That’s the message the Cahaba River Society has been trying to spread to developers and contractors around Birmingham, and some of them are starting to take note.
“We work with contractors, developers and architects to teach them how to handle storm water to save watersheds like streams and rivers and how they can save money in the process,” says Betsy Thagard, program director for the Cahaba River Society.
The trouble with rainwater in urban and suburban areas, Thagard explains, is that it can’t soak into the ground because of all of the pavement. The runoff is channeled offsite and goes into streams. With runoff comes erosion and sediment, polluting watersheds like the Cahaba River, one of the state’s primary sources of drinking water. Runoff endangers the wildlife in the river and, since it costs more to clean and treat, raises your water bill. So in a roundabout way, managing rain and runoff properly helps lower everyone’s water bills.

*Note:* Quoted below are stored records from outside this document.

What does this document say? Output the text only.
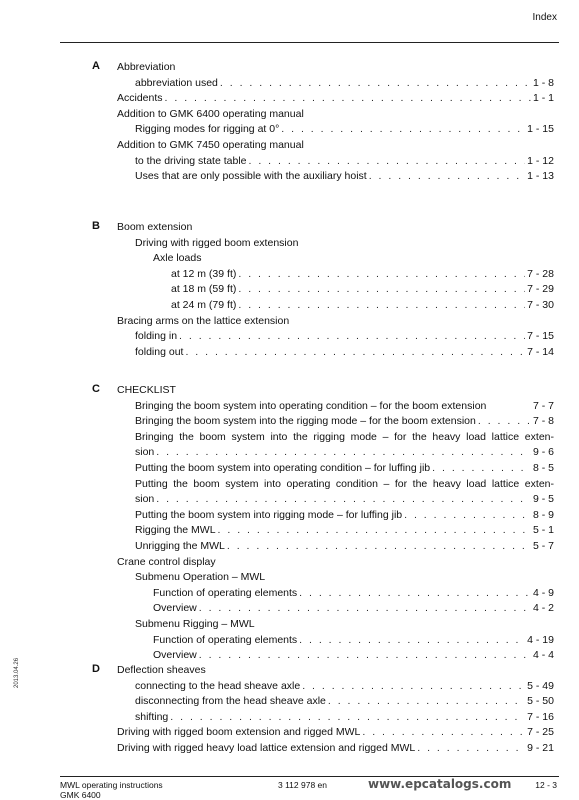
Index
A Abbreviation
abbreviation used . . .	1 - 8
Accidents . . .	1 - 1
Addition to GMK 6400 operating manual
Rigging modes for rigging at 0° . . .	1 - 15
Addition to GMK 7450 operating manual
to the driving state table . . .	1 - 12
Uses that are only possible with the auxiliary hoist . . .	1 - 13
B Boom extension
Driving with rigged boom extension
Axle loads
at 12 m (39 ft) . . .	7 - 28
at 18 m (59 ft) . . .	7 - 29
at 24 m (79 ft) . . .	7 - 30
Bracing arms on the lattice extension
folding in . . .	7 - 15
folding out . . .	7 - 14
C CHECKLIST
Bringing the boom system into operating condition – for the boom extension	7 - 7
Bringing the boom system into the rigging mode – for the boom extension . . .	7 - 8
Bringing the boom system into the rigging mode – for the heavy load lattice exten-
sion . . .	9 - 6
Putting the boom system into operating condition – for luffing jib . . .	8 - 5
Putting the boom system into operating condition – for the heavy load lattice exten-
sion . . .	9 - 5
Putting the boom system into rigging mode – for luffing jib . . .	8 - 9
Rigging the MWL . . .	5 - 1
Unrigging the MWL . . .	5 - 7
Crane control display
Submenu Operation – MWL
Function of operating elements . . .	4 - 9
Overview . . .	4 - 2
Submenu Rigging – MWL
Function of operating elements . . .	4 - 19
Overview . . .	4 - 4
D Deflection sheaves
connecting to the head sheave axle . . .	5 - 49
disconnecting from the head sheave axle . . .	5 - 50
shifting . . .	7 - 16
Driving with rigged boom extension and rigged MWL . . .	7 - 25
Driving with rigged heavy load lattice extension and rigged MWL . . .	9 - 21
2013.04.26
MWL operating instructions
GMK 6400
3 112 978 en	www.epcatalogs.com	12 - 3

The techniques for managing rainwater can be surprisingly simple to implement. When contractors Brasfield & Gorrie built its company headquarters, the Southside building became the first Leadership in Energy and Environmental Design (LEED) certified structure in Birmingham. According to B&G chief information officer Tom Garrett, most of the design dilemmas had easy solutions.
“In the old days when you made a patio you would have grouted it all in and the runoff would have gone into the sewer,” he says. “But we didn’t grout the brick in our courtyard, so our runoff goes down into the ground. We also did a lot of landscaping so as much water as possible is getting absorbed. The amount of water — the amount of runoff — that this prevents is a big deal.”
Other local businesses, including the Bass Pro Shop in Leeds, are using similar methods.
“Another technique is to save as much forested land on a development site as possible to keep vegetation available to absorb storm water,” Thagard says. “The Bass Pro Shop saved half a million dollars in development by just by preserving forested land. And studies have shown that subdivisions using low-impact development add more value to the property versus the typical cookie-cutter sites. They’re more attractive. The lots are typically smaller but they sell for more.”
Strategic landscaping and land preservation are some of the older practices. The newest techniques — and increasingly the most profitable — involve water reclamation, treating water as a resource rather than a waste product. Two of the companies employing this approach are McWane Pipe and Jenkins Brick and Tile. McWane uses recycled evaporated water and captured storm water for its foundry process rather than using city water. Jenkins Brick uses storm water in the manufacturing of tiles. Every gallon of reclaimed water is a gallon these companies don’t have to pay the city for supplying. Brasfield & Gorrie has also implemented water reclamation.
“The rain water that comes down from the roof all goes to a big cistern,” Garrett says. “I don’t remember how many thousand gallons — 8,000 or 10,000 gallons — all of that water from the roof goes into the cistern and we use that for our irrigation for all of our landscaping. We’re not using clean, city drinking water.”
As technology advances, conservation is becoming less about sacrifice and more about savings. Especially when considering the feeble state of the economy, businesses are beginning to approach environmental preservation as a cost-cutting measure that not only improves the public image of the company but improves the environment as well.
“It always takes a little bit of planning, a little bit of effort and a little bit of willingness to think outside the box and people come up with pretty innovative solutions that save money,” Garrett says. “And again you’re doing the right thing.”